【写真詩】 望郷の花
チシマキンバイによせて
北の最果て千島(ちしま)の地に
そこに確かに息づく命
君に会うための 遥かな旅路
永い旅の果てに逢えた
君は望郷の花

遠い氷の時代の記憶を今もその身に宿して
冷たい風のなかで「小さな灯火」を灯し 招いてくれた
触れ合う視線が優しい距離に
春の浅い光が 出逢いの二人を包む

北の最果て彷徨って
風の言葉に途切れた夢を紡ぎながら
記憶のページを紐解けば
白紙に浮かぶのは切ない想い
その想いを 淡い光に包んで 君に捧げよう
胸をつく深いため息は
君がくれた一滴(ひとしずく)の愛
冷雪に埋もれさだめに堪えながら
幾度も命を重ねて生きてきた
チシマキンバイは 想いの花
胸に隠した幾多の熱い涙
深い冷霧に隠されて
無言の千島の海が今も呼んでいる
そこには 悲しみよりも深い海が有る
たそがれ老人のつぶやき
ー後書きー
前回からの続きで、花と蟻の物語です。
花名のチシマ(千島)は、千島列島で最初に発見されたことに由来します。
かつて多くの人々が、霧深く、流氷が去ったばかりの北の最果ての島々へ命がけで渡り、そこでこの世のものとは思えないほど鮮やかな黄金の群生を見つけました。

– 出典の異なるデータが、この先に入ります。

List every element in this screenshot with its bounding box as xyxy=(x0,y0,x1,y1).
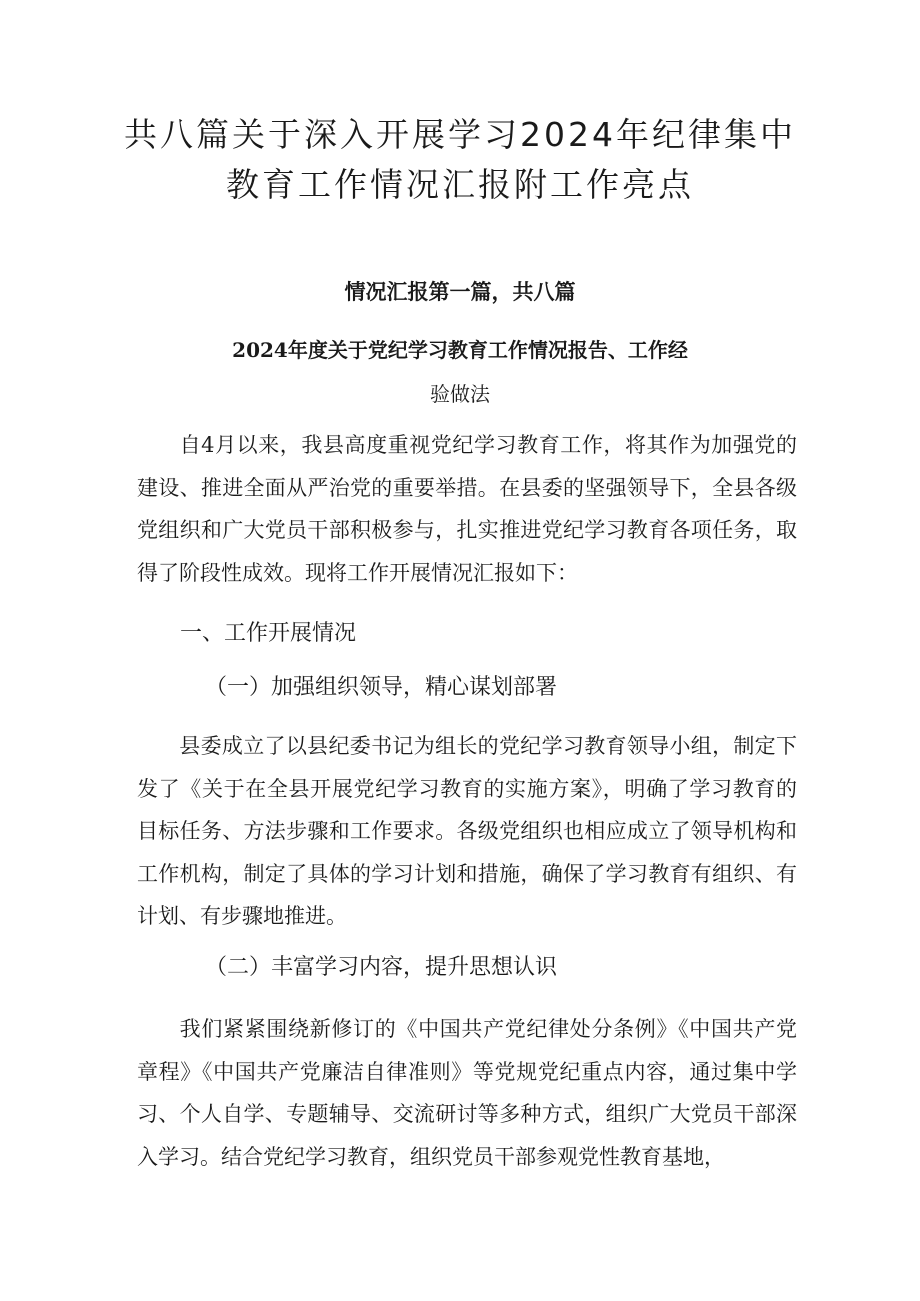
learning-content-paragraph-text: 我们紧紧围绕新修订的《中国共产党纪律处分条例》《中国共产党章程》《中国共产党廉洁自律准则》等党规党纪重点内容，通过集中学习、个人自学、专题辅导、交流研讨等多种方式，组织广大党员干部深入学习。结合党纪学习教育，组织党员干部参观党性教育基地， xyxy=(137,1017,797,1169)
organization-paragraph xyxy=(137,725,797,938)
subsection-heading-organization: （一）加强组织领导，精心谋划部署 xyxy=(205,675,558,700)
subsection-heading-learning-content: （二）丰富学习内容，提升思想认识 xyxy=(205,955,558,980)
organization-paragraph-text: 县委成立了以县纪委书记为组长的党纪学习教育领导小组，制定下发了《关于在全县开展党纪学习教育的实施方案》，明确了学习教育的目标任务、方法步骤和工作要求。各级党组织也相应成立了领导机构和工作机构，制定了具体的学习计划和措施，确保了学习教育有组织、有计划、有步骤地推进。 xyxy=(137,734,797,928)
section-heading-work-status: 一、工作开展情况 xyxy=(180,621,357,646)
document-title-line-1: 共八篇关于深入开展学习2024年纪律集中 xyxy=(124,115,796,154)
report-title-line-1: 2024年度关于党纪学习教育工作情况报告、工作经 xyxy=(232,338,688,362)
intro-paragraph-text: 自4月以来，我县高度重视党纪学习教育工作，将其作为加强党的建设、推进全面从严治党的重要举措。在县委的坚强领导下，全县各级党组织和广大党员干部积极参与，扎实推进党纪学习教育各项任务，取得了阶段性成效。现将工作开展情况汇报如下： xyxy=(137,433,797,585)
report-subtitle: 情况汇报第一篇，共八篇 xyxy=(344,280,576,304)
intro-paragraph xyxy=(137,424,797,594)
learning-content-paragraph xyxy=(137,1008,797,1178)
document-title-line-2: 教育工作情况汇报附工作亮点 xyxy=(226,165,694,204)
report-title-line-2: 验做法 xyxy=(430,382,490,406)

チシマキンバイは、厳しい自然と、そこに確かに息づく命を象徴する花です。誰もいない北の岩場で、冷たい海風に吹かれながらも、ただひたむきに咲いている。
気が遠くなるような時間を超えて、今、目の前の一輪として咲いている、悠久の花です。
その永い旅の果てに、妄想を彷徨う一匹の蟻と出会った奇跡のような一瞬。そのとき私の妄想は消え去り、記憶のページに新たな言葉が舞い降りてきました。
記憶の波に揺れる 時を超えた意識をもって、未来を見つめながら、閉ざされた過去の扉をたたく。
胸に隠した幾多の熱い涙、無言の千島の海が呼んでいる。
千島列島は、今も悲しい歴史を背負いながら、私たちの心の中に静かに眠っているのです。